The past does not need to cast a shadow over the future.
Thirty five years ago I wrote those words in a letter to a friend who was afraid his unsettled spiritual past would make it difficult for him to live a stable Christian life in the future. Since then he has settled down, married, and has successfully navigated his way through the ups and downs of life as a stable Christian. I’m not taking any credit for his victory, but I offer it as proof that by the grace of God we can leave the past in the past.
There is, however, at least one area of life where that does not hold true. The effects of my free-spending, carefree past are still with me in the form of a considerable load of debt. Apparently my father had a debt problem too when he got married, but my mother soon set that to rights. I fear at times that I have inherited most of the weak points of both my parents and precious little of the good.
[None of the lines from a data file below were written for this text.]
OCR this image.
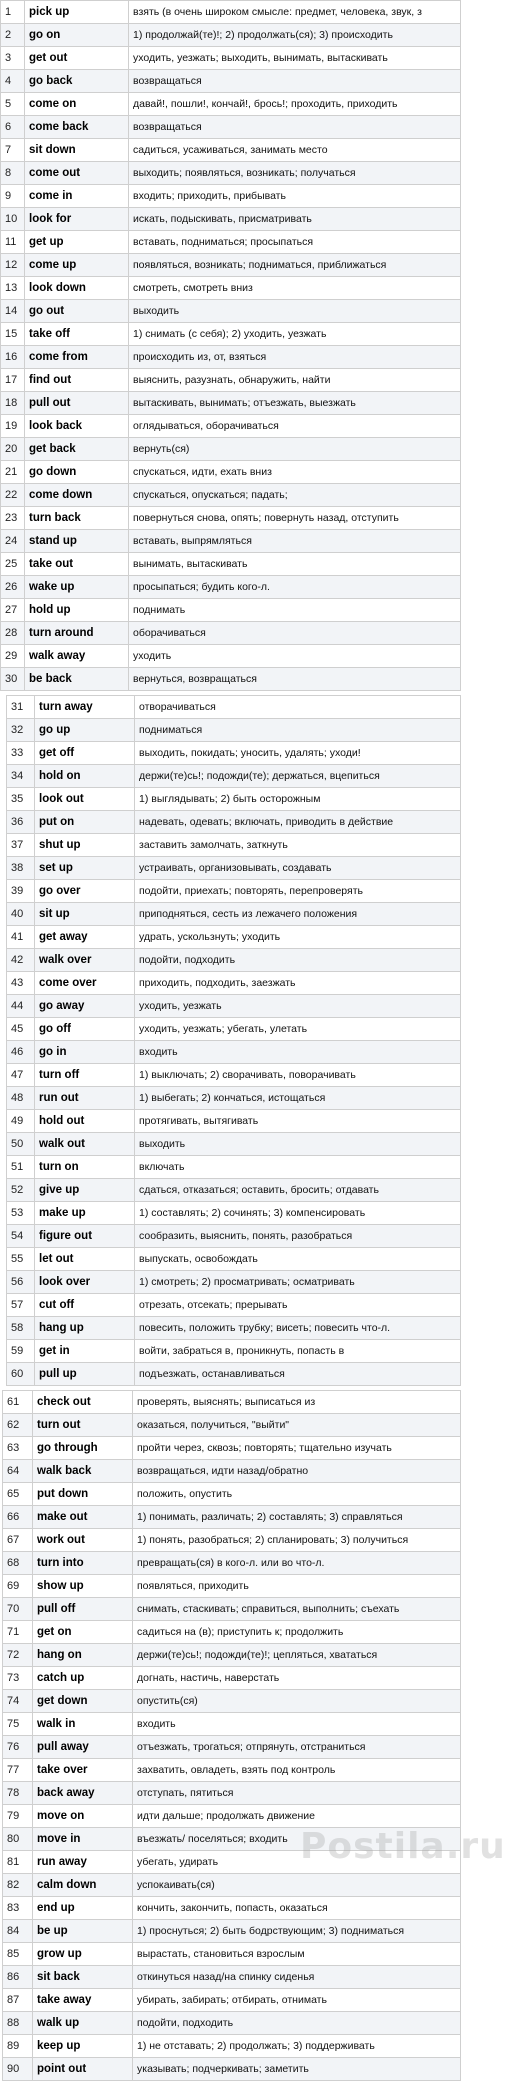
1	pick up	взять (в очень широком смысле: предмет, человека, звук, з
2	go on	1) продолжай(те)!; 2) продолжать(ся); 3) происходить
3	get out	уходить, уезжать; выходить, вынимать, вытаскивать
4	go back	возвращаться
5	come on	давай!, пошли!, кончай!, брось!; проходить, приходить
6	come back	возвращаться
7	sit down	садиться, усаживаться, занимать место
8	come out	выходить; появляться, возникать; получаться
9	come in	входить; приходить, прибывать
10	look for	искать, подыскивать, присматривать
11	get up	вставать, подниматься; просыпаться
12	come up	появляться, возникать; подниматься, приближаться
13	look down	смотреть, смотреть вниз
14	go out	выходить
15	take off	1) снимать (с себя); 2) уходить, уезжать
16	come from	происходить из, от, взяться
17	find out	выяснить, разузнать, обнаружить, найти
18	pull out	вытаскивать, вынимать; отъезжать, выезжать
19	look back	оглядываться, оборачиваться
20	get back	вернуть(ся)
21	go down	спускаться, идти, ехать вниз
22	come down	спускаться, опускаться; падать;
23	turn back	повернуться снова, опять; повернуть назад, отступить
24	stand up	вставать, выпрямляться
25	take out	вынимать, вытаскивать
26	wake up	просыпаться; будить кого-л.
27	hold up	поднимать
28	turn around	оборачиваться
29	walk away	уходить
30	be back	вернуться, возвращаться
31	turn away	отворачиваться
32	go up	подниматься
33	get off	выходить, покидать; уносить, удалять; уходи!
34	hold on	держи(те)сь!; подожди(те); держаться, вцепиться
35	look out	1) выглядывать; 2) быть осторожным
36	put on	надевать, одевать; включать, приводить в действие
37	shut up	заставить замолчать, заткнуть
38	set up	устраивать, организовывать, создавать
39	go over	подойти, приехать; повторять, перепроверять
40	sit up	приподняться, сесть из лежачего положения
41	get away	удрать, ускользнуть; уходить
42	walk over	подойти, подходить
43	come over	приходить, подходить, заезжать
44	go away	уходить, уезжать
45	go off	уходить, уезжать; убегать, улетать
46	go in	входить
47	turn off	1) выключать; 2) сворачивать, поворачивать
48	run out	1) выбегать; 2) кончаться, истощаться
49	hold out	протягивать, вытягивать
50	walk out	выходить
51	turn on	включать
52	give up	сдаться, отказаться; оставить, бросить; отдавать
53	make up	1) составлять; 2) сочинять; 3) компенсировать
54	figure out	сообразить, выяснить, понять, разобраться
55	let out	выпускать, освобождать
56	look over	1) смотреть; 2) просматривать; осматривать
57	cut off	отрезать, отсекать; прерывать
58	hang up	повесить, положить трубку; висеть; повесить что-л.
59	get in	войти, забраться в, проникнуть, попасть в
60	pull up	подъезжать, останавливаться
61	check out	проверять, выяснять; выписаться из
62	turn out	оказаться, получиться, "выйти"
63	go through	пройти через, сквозь; повторять; тщательно изучать
64	walk back	возвращаться, идти назад/обратно
65	put down	положить, опустить
66	make out	1) понимать, различать; 2) составлять; 3) справляться
67	work out	1) понять, разобраться; 2) спланировать; 3) получиться
68	turn into	превращать(ся) в кого-л. или во что-л.
69	show up	появляться, приходить
70	pull off	снимать, стаскивать; справиться, выполнить; съехать
71	get on	садиться на (в); приступить к; продолжить
72	hang on	держи(те)сь!; подожди(те)!; цепляться, хвататься
73	catch up	догнать, настичь, наверстать
74	get down	опустить(ся)
75	walk in	входить
76	pull away	отъезжать, трогаться; отпрянуть, отстраниться
77	take over	захватить, овладеть, взять под контроль
78	back away	отступать, пятиться
79	move on	идти дальше; продолжать движение
80	move in	въезжать/ поселяться; входить
81	run away	убегать, удирать
82	calm down	успокаивать(ся)
83	end up	кончить, закончить, попасть, оказаться
84	be up	1) проснуться; 2) быть бодрствующим; 3) подниматься
85	grow up	вырастать, становиться взрослым
86	sit back	откинуться назад/на спинку сиденья
87	take away	убирать, забирать; отбирать, отнимать
88	walk up	подойти, подходить
89	keep up	1) не отставать; 2) продолжать; 3) поддерживать
90	point out	указывать; подчеркивать; заметить
Postila.ru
I gave up drinking and partying forty years ago, so that can’t be the cause. If you visited our home, you would probably soon diagnose the problem – I am a bookaholic. There are bookcases and/or piles of books in every room. The total of the purchase prices of all those books would probably equal the total of my debts. Yet I have never used a credit card to buy books. I pay cash for books and save the plastic for things that we really need.
I grew up as an only child in a house full of books. I was reading several years before I walked through the doors of a school for the first time. Books are essential to my life. I usually have a half dozen books scattered around the house that I am in various stages of reading. My favourite coffee shop is located in a Christian book store. I pop in regularly for a cappuccino and browse around to see if any good new books have appeared on the shelves
The Saskatoon Symphony Orchestra holds a wonderful ten-day used book sale every spring as a fund raiser. I was there on Friday and intend to check it out again on Tuesday. They have such a massive stock of books that they are constantly replenishing the shelves. Then, in the fall there is another big used book sale put on by the Canadian Federation of University Women.
My daughter and son-in-law gave me a Kobo e-reader for Father’s Day two years ago. This gives me the possibility of buying the e-book version of books that I might never buy in print because they are too expensive.
A couple of weeks ago I attended a Christian Writers’ Conference. There was a book table there where the conference speakers and attendees could sell any books they had written.
You see my problem? There is temptation all around me. No, that’s not really the problem. The problem, if problem there is, is that I don’t regard any of this as temptation. I am hooked on books and I like it!
As for that debt load, I really do want to find some way of whittling it down that does not involve denying myself of books.